MCA founder’s granddaughter lauds Guan Eng’s policies in Penang
The Malaysian Insider
KUALA LUMPUR, Aug 25 — Lim Guan Eng received praise from an unexpected source today when the granddaughter of the MCA’s first president and daughter of the country’s longest-serving finance minister said the Penang chief minister should be given his due for the state’s prudent management of public funds.
Tan Siok Choo, the daughter of Tun Tan Siew Sin and granddaughter of Tun Sir Tan Cheng Lock — both of whom were former MCA presidents — told BFM radio this morning that it was good that Lim had shown what could be done by eliminating waste and implementing open tenders.
“For my father... he was always very particular that government funds should be looked after like your own funds. I think it is in a way, currently, very good that Lim Guan Eng (picture), Chief Minister of Penang, has shown what can be done if you eliminate waste and if you have an open tender.
“The fact that he has been able to run Penang without much contribution from the federal government and yet turn in, yet attract one of the highest rates of investment, I think speaks for itself.
“And this is baring the fact that when my father was in politics, Kit Siang never had a good word to say about my father. So there is history between our two fathers but I think one must give Guan Eng his due,” she told the radio station’s Morning Grille programme.
Siok Choo’s father Siew Sin was finance minister from 1959 until 1974. Guan Eng’s father Kit Siang became an MP for the first time in 1969 and eventually became parliamentary opposition leader.
Her remarks today come as the DAP is increasingly being seen as the party of choice for the country’s Chinese community while the MCA, the party founded by Siok Choo’s grandfather Cheng Lock, appears to be floundering.
Recently, international news magazine The Economist also praised Guan Eng’s open tender policies and credited his administration with helping Penang regain its lustre as a “global city” by lifting the state’s economy to beyond that of a sweat shop industry.
The international weekly dubbed Penang “the first custom-made city of globalisation” and credited Guan Eng for boosting the port city’s revival by axing a racial special treatment economic policy in the state to create a more level-playing field that appeals to foreign investors.
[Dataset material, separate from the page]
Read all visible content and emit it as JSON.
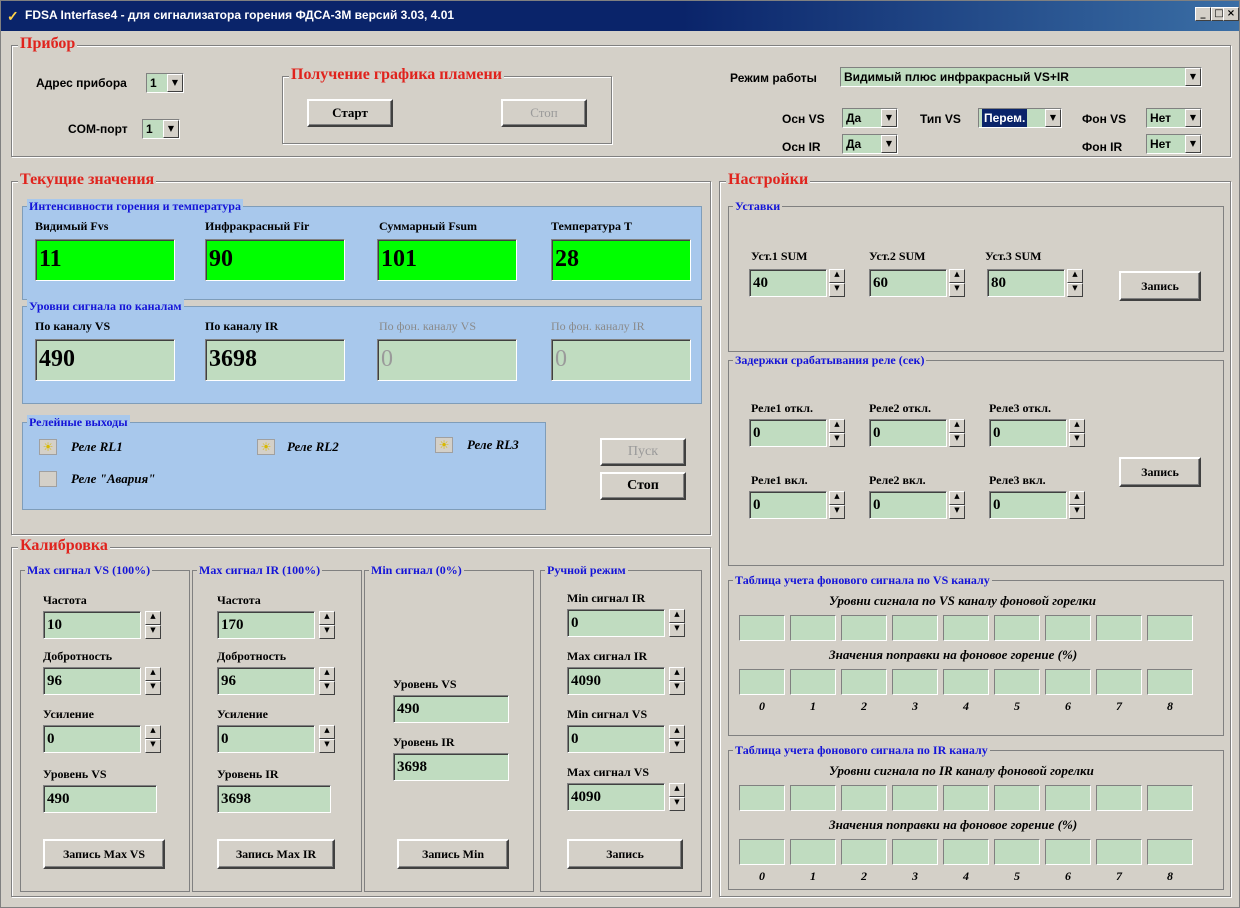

Speaking about the MCA this morning, Siok Choo said the party needed to understand what its constituents wanted if it was to stay relevant.
“I think the good thing about the current situation is that the ethnic lines are getting blurred. You can see this in how Malaysians react to issues... look at issues like Bersih, the call for better and cleaner electoral process, it is being championed across the board, sought by Malays and Chinese. So therefore in terms of civil liberties and soft issues like law and order, no longer seen as Malays vs Chinese... seen as an issue that all Malaysians want.
“I think the party has to realise that if that is what your constituents want, that they don’t see as us and them situation anymore in terms of Malays and Chinese, if the party wants to be relevant and if it wants to move forward, that is the direction it has to go.”